Hello Stephanie, you need to come pick me up at Par Blvrd correctional facility and bring $750-$1000 for bail. I just got a DUI. Thank you.
What!?!?! How are you txting?!
Because this is Officer Reynolds, and I just arrested your boyfriend.
I just fell down my stairs. I know that you are 6 hours away but please come pick me up. I promise I will still be here on the stairs.
I consider it a good night. I met Jimmy Buffet, who grabbed my ass, and I body-checked a toddler. She had it coming.
He sent me a poorly photoshopped picture of his shaved dick wearing a Hot Dog on A Stick titled "Shorndog"...
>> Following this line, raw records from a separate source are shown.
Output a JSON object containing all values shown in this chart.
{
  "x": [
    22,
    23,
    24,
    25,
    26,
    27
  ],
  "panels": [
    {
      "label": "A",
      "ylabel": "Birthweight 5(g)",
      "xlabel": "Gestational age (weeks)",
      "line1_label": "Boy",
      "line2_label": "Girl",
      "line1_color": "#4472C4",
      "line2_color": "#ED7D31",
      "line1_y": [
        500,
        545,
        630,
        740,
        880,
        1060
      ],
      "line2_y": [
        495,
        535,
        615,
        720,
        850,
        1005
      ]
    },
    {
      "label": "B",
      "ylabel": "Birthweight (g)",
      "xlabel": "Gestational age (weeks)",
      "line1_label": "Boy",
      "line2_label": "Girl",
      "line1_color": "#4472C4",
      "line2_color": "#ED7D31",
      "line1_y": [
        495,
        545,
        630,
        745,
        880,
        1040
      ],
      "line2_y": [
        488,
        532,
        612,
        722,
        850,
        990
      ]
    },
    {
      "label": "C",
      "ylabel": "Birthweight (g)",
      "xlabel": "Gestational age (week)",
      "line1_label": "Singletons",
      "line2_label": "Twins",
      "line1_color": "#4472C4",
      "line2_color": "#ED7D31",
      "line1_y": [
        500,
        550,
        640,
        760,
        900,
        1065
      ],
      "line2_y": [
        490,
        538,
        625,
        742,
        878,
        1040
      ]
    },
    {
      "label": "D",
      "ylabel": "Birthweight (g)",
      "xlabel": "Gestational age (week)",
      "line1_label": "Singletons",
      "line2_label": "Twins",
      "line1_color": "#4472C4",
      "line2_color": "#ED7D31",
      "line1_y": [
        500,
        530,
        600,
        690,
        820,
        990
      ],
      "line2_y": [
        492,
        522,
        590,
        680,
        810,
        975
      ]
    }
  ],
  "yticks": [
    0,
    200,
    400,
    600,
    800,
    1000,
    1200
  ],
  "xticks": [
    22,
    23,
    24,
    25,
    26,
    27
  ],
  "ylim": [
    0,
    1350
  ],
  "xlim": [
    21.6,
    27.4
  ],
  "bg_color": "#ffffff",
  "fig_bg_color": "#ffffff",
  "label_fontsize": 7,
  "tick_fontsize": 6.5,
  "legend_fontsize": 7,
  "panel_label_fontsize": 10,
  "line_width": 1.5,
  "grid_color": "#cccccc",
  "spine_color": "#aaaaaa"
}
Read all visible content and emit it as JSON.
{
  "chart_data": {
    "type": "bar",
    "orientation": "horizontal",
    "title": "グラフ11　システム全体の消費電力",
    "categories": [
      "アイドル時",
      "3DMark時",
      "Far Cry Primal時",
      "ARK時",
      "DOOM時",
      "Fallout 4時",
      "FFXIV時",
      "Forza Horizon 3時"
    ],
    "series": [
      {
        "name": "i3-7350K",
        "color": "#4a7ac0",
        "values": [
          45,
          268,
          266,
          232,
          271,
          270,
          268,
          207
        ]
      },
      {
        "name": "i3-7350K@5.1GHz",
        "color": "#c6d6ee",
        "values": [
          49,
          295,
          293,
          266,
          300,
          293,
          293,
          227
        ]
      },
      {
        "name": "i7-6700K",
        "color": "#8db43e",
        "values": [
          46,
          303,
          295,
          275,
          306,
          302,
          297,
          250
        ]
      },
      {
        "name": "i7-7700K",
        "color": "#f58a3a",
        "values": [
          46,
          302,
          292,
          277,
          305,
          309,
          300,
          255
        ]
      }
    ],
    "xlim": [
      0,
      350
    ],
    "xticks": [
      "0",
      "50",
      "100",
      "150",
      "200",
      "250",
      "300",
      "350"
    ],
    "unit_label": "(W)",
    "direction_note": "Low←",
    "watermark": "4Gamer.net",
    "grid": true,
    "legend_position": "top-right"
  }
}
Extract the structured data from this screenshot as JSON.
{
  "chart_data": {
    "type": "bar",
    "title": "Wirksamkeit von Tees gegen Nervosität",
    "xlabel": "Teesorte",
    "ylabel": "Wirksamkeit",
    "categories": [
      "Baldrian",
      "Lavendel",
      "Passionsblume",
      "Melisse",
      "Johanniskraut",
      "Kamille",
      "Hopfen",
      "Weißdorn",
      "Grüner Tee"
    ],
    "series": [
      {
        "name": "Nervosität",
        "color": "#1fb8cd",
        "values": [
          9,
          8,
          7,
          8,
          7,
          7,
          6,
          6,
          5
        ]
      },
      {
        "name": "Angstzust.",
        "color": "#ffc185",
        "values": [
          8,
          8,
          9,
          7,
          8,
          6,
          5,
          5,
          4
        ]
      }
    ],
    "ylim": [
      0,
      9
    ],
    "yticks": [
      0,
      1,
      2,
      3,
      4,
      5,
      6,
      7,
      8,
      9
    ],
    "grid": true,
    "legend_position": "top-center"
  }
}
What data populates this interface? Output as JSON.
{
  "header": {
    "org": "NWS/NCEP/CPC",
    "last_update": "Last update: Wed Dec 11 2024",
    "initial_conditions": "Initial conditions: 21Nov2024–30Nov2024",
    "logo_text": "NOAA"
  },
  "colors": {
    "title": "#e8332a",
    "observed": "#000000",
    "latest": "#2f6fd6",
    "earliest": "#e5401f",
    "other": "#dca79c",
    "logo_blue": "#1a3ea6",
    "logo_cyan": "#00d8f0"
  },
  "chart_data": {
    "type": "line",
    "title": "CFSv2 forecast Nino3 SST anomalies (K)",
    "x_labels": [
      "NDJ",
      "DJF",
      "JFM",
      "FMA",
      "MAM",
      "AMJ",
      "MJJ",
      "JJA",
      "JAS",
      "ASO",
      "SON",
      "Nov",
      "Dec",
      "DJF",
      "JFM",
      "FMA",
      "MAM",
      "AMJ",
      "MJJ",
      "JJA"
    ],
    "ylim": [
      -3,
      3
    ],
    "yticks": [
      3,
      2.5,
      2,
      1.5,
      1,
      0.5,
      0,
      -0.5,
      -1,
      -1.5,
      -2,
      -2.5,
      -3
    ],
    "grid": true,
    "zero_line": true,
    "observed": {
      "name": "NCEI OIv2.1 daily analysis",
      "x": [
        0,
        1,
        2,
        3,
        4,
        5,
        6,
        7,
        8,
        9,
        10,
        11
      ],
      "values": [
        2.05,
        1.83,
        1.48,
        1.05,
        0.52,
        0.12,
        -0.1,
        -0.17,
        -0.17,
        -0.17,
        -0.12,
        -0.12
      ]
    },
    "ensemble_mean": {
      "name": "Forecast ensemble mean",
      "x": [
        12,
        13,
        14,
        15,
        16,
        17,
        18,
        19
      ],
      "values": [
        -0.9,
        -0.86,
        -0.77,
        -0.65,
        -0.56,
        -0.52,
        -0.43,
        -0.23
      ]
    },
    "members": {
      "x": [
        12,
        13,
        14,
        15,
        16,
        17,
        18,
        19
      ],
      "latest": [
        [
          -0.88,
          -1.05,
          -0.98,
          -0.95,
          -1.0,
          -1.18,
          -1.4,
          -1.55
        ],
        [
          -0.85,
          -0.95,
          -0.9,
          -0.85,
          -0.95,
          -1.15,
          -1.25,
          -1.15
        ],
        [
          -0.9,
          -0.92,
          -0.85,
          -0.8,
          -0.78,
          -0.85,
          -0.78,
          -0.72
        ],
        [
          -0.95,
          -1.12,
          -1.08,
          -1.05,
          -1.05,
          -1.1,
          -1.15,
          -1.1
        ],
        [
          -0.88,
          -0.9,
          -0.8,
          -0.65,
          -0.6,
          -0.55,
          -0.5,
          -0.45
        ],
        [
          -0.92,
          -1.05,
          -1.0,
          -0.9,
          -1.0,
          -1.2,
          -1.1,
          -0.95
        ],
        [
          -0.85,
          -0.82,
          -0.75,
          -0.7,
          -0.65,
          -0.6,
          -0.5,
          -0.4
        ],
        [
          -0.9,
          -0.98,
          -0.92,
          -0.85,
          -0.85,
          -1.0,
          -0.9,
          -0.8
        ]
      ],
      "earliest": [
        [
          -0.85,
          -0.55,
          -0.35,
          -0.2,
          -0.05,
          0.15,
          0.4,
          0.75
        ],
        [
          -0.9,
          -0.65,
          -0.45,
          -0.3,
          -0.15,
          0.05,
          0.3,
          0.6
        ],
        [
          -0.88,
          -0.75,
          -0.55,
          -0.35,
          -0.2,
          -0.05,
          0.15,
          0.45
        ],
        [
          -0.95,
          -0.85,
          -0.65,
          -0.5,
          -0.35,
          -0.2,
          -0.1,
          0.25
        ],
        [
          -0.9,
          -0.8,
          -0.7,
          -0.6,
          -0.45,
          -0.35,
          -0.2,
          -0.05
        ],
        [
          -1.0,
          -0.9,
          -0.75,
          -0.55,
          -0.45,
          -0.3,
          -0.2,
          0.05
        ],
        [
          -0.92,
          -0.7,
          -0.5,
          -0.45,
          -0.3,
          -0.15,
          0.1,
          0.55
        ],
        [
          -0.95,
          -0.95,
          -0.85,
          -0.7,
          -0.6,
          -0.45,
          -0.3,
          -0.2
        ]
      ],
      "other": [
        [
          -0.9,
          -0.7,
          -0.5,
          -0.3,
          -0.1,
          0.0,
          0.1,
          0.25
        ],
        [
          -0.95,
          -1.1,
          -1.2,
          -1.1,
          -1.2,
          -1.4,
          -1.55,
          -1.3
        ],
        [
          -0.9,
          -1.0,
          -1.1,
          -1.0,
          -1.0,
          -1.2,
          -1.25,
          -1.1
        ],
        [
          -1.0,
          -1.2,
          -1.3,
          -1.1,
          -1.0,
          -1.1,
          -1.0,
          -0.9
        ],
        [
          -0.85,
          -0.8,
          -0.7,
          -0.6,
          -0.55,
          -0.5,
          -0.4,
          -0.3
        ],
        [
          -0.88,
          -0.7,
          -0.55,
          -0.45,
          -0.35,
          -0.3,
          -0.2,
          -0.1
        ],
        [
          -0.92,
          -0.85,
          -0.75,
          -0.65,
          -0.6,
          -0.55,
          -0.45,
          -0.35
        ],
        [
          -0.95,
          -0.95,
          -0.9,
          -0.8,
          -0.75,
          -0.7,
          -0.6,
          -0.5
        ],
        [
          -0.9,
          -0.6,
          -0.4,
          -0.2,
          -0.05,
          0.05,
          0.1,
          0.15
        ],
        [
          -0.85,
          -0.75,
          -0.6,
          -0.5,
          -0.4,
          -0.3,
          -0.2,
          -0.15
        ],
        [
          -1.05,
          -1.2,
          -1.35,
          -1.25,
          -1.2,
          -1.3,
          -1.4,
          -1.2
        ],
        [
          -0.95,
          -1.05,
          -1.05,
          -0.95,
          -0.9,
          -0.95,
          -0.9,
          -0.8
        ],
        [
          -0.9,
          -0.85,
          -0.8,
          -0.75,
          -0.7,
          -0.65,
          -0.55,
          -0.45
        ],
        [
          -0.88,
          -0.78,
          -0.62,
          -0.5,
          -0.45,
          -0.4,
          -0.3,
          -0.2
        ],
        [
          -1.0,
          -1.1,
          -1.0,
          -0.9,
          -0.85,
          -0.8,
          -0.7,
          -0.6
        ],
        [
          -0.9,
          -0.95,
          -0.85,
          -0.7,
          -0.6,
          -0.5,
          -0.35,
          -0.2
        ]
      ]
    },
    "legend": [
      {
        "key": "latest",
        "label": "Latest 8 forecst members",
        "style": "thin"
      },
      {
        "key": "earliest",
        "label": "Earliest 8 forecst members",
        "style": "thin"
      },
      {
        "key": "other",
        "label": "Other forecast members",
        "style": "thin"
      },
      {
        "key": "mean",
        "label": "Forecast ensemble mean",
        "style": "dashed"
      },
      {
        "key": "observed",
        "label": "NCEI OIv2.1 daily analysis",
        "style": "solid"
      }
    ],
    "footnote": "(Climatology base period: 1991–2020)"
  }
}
Wasn't his fault he kicked a hole in the wall, they should have never tried to give him a bath after tequila.
so I guess I made a note in my phone last night to remind myself not to do shrooms on the cruise ship
Iron Man just asked me back to his place... Not sure I can handle this. Wish me luck.
This really high kid past out in the corner of the room holding a box of cheez its in his arm. My idol.
I JUST WOKE UP WITH MY UBER DRIVER
I woke up to an email from expedia confirming my flight to hong kong
You fell out of his top bunk onto his set of golf clubs. After seeing blood on your leg, you proceeded to sing "the first cut is the deepest" while sprawled on the golf clubs
I realize that my conversation topics seem to only be about bees and my cross dressing fiance. Thank you for being my friend.
Neighbor is sitting on his porch looking like he made some terrible life decisions and I just want to be like "I drank half of a handle of peach vodka in a shed last night. I understand" but I think they're swingers so his night probs sucked more.
if you want the landscaping job, the uniform is a speedo. no exceptions.
It's fucking 2020, I should be able to watch Netflix in the buff while making brownies without you getting preachy about it.